Yungman (Youngman, Jungman), Moshe
YUNGMAN (Youngman, Jungman), MOSHE
YUNGMAN (Youngman, Jungman), MOSHE (1922–1982), Yiddish poet. Born in Khodorov, Galicia (Ukraine), Yungman worked in Soviet peat camps during World War ii. Thereafter he led Zionist youth groups in Italy and immigrated with them to Palestine in 1947. Yungman's first poems appeared in post-liberation Yiddish refugee periodicals in Rome and Munich. Later he often contributed to literary journals in Israel, Paris, New York, and Buenos Aires and was among the founding editors of Yung-Yisroel (Haifa, 1954–7). His first book of poems, In Hinerplet ("In a Daze," 1947), includes the allegorical pageant "Rosh Ha-Shanah," which was performed in refugee camps. His poetry, celebrating both a world lost and a new world being built, was collected in several volumes, among them: In Shotn fun Moyled ("In the Shadow of the New Moon," 1954), Vayse Toyern ("White Gates," 1964), Mayn Tatns Parnoses ("My Father's Jobs," 1981).

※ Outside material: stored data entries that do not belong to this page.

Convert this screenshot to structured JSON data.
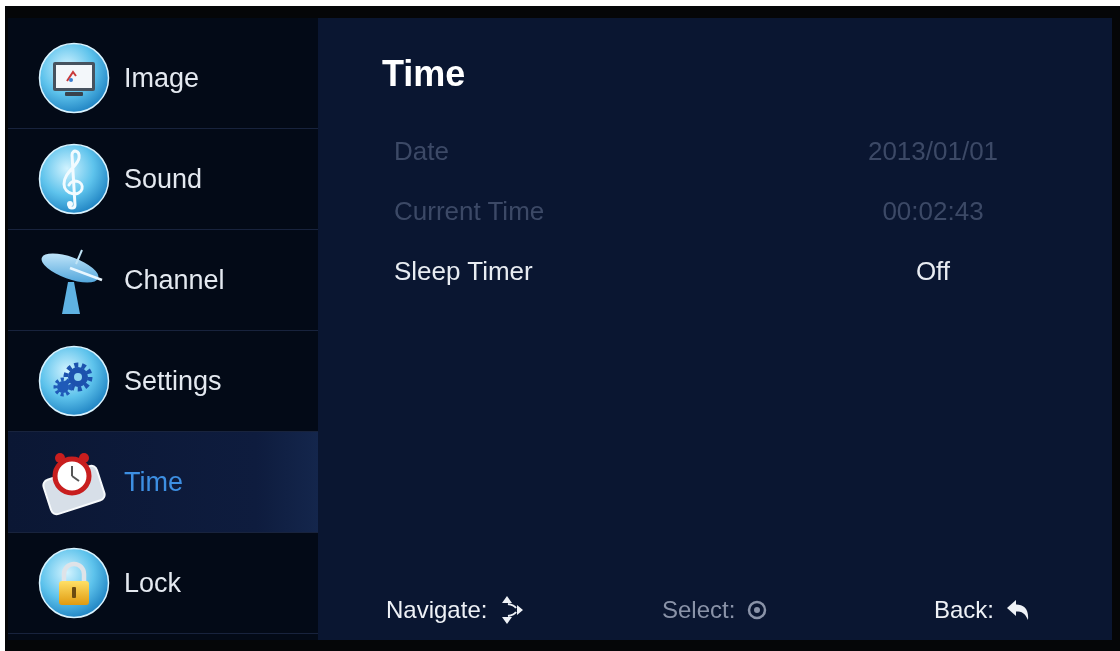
{
  "sidebar": {
    "items": [
      {
        "label": "Image",
        "selected": false
      },
      {
        "label": "Sound",
        "selected": false
      },
      {
        "label": "Channel",
        "selected": false
      },
      {
        "label": "Settings",
        "selected": false
      },
      {
        "label": "Time",
        "selected": true
      },
      {
        "label": "Lock",
        "selected": false
      }
    ]
  },
  "panel": {
    "title": "Time",
    "rows": [
      {
        "label": "Date",
        "value": "2013/01/01",
        "disabled": true
      },
      {
        "label": "Current Time",
        "value": "00:02:43",
        "disabled": true
      },
      {
        "label": "Sleep Timer",
        "value": "Off",
        "disabled": false
      }
    ]
  },
  "footer": {
    "hints": [
      {
        "label": "Navigate:",
        "disabled": false
      },
      {
        "label": "Select:",
        "disabled": true
      },
      {
        "label": "Back:",
        "disabled": false
      }
    ]
  }
}
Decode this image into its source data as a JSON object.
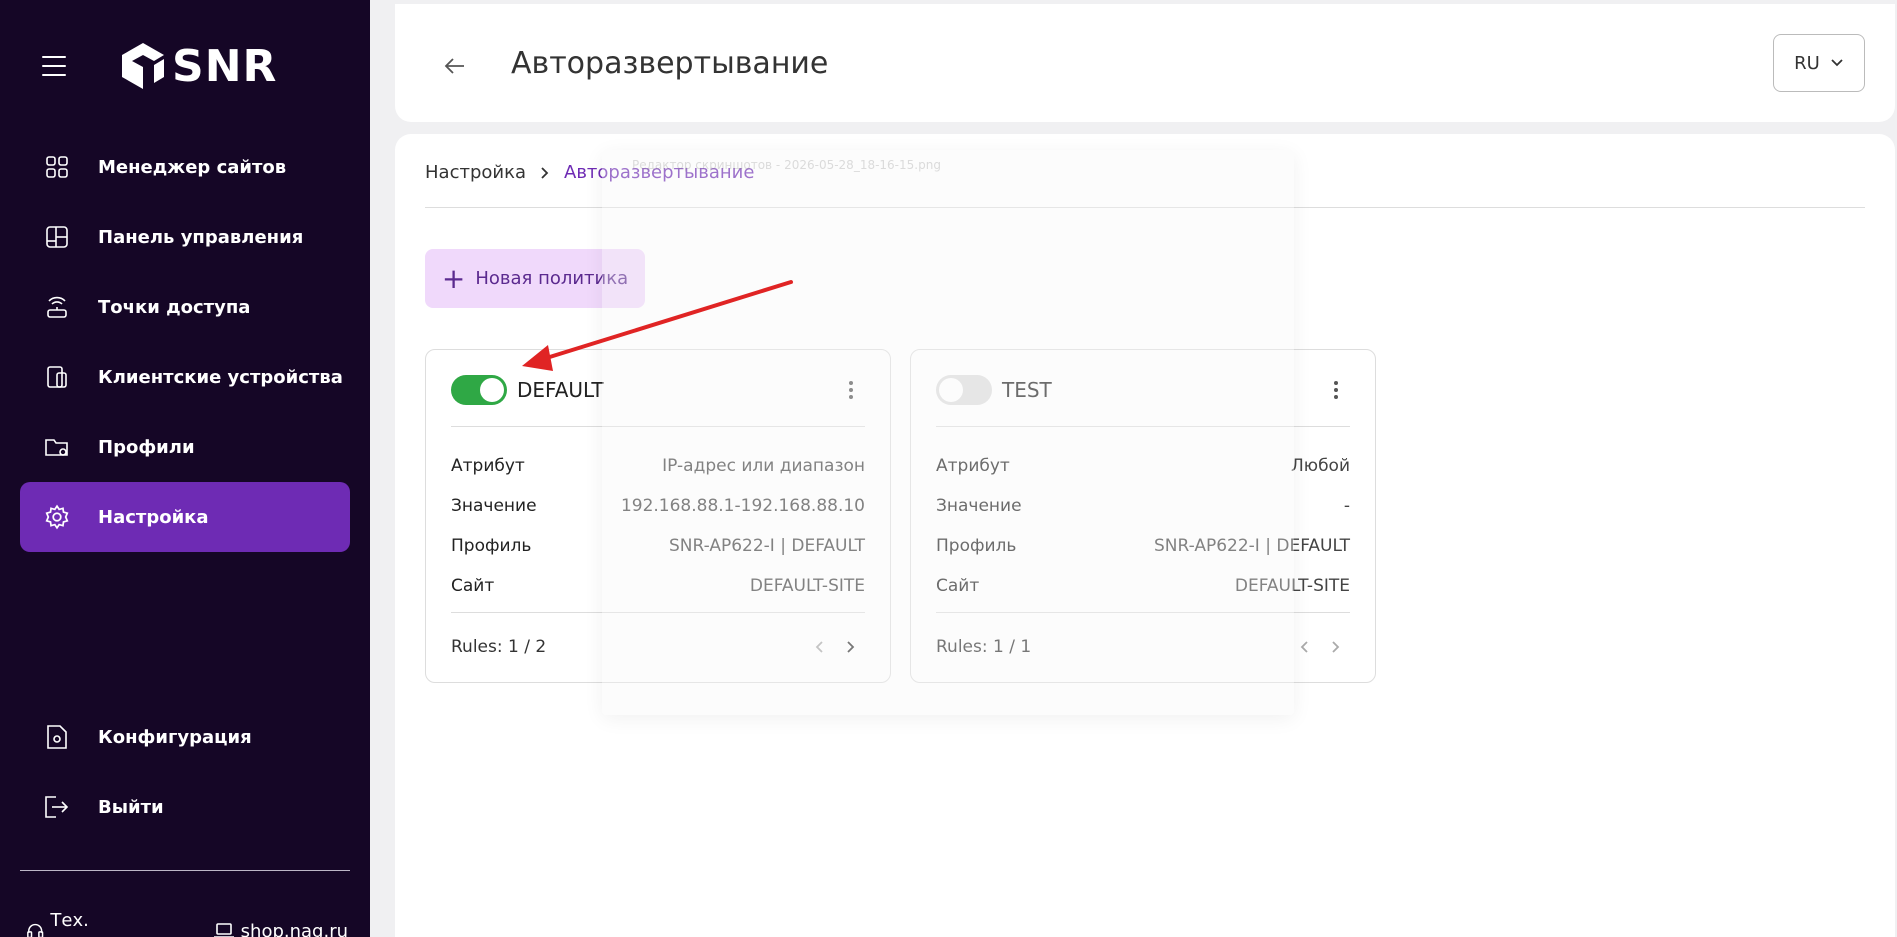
{
  "app": {
    "logo_text": "SNR"
  },
  "sidebar": {
    "items": [
      {
        "label": "Менеджер сайтов",
        "icon": "grid-icon"
      },
      {
        "label": "Панель управления",
        "icon": "dashboard-icon"
      },
      {
        "label": "Точки доступа",
        "icon": "access-point-icon"
      },
      {
        "label": "Клиентские устройства",
        "icon": "devices-icon"
      },
      {
        "label": "Профили",
        "icon": "folder-gear-icon"
      },
      {
        "label": "Настройка",
        "icon": "gear-icon",
        "active": true
      }
    ],
    "bottom_items": [
      {
        "label": "Конфигурация",
        "icon": "file-gear-icon"
      },
      {
        "label": "Выйти",
        "icon": "logout-icon"
      }
    ],
    "footer": {
      "support": "Тех. поддержка",
      "shop": "shop.nag.ru"
    }
  },
  "header": {
    "title": "Авторазвертывание",
    "lang": "RU"
  },
  "breadcrumb": {
    "parent": "Настройка",
    "current": "Авторазвертывание"
  },
  "toolbar": {
    "new_policy_label": "Новая политика"
  },
  "overlay": {
    "title": "Редактор скриншотов - 2026-05-28_18-16-15.png"
  },
  "policies": [
    {
      "name": "DEFAULT",
      "enabled": true,
      "attribute_label": "Атрибут",
      "attribute_value": "IP-адрес или диапазон",
      "value_label": "Значение",
      "value_value": "192.168.88.1-192.168.88.10",
      "profile_label": "Профиль",
      "profile_value": "SNR-AP622-I | DEFAULT",
      "site_label": "Сайт",
      "site_value": "DEFAULT-SITE",
      "rules": "Rules: 1 / 2"
    },
    {
      "name": "TEST",
      "enabled": false,
      "attribute_label": "Атрибут",
      "attribute_value": "Любой",
      "value_label": "Значение",
      "value_value": "-",
      "profile_label": "Профиль",
      "profile_value": "SNR-AP622-I | DEFAULT",
      "site_label": "Сайт",
      "site_value": "DEFAULT-SITE",
      "rules": "Rules: 1 / 1"
    }
  ],
  "colors": {
    "sidebar_bg": "#150626",
    "accent": "#6e2bb4",
    "toggle_on": "#2fa845",
    "annotation_arrow": "#e02424"
  }
}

He translated some of his poems and several works of contemporary Yiddish writers into Hebrew, and a volume of poems of A. *Shlonsky, Lider (1971), from Hebrew into Yiddish.
bibliography:
lnyl, 4 (1961), 264–5; J. Glatstein, In Tokh Genumen (1956), 378–86. add. bibliography: H. Osherovitsh, in: Di Goldene Keyt, 110/111 (1983), 228–34.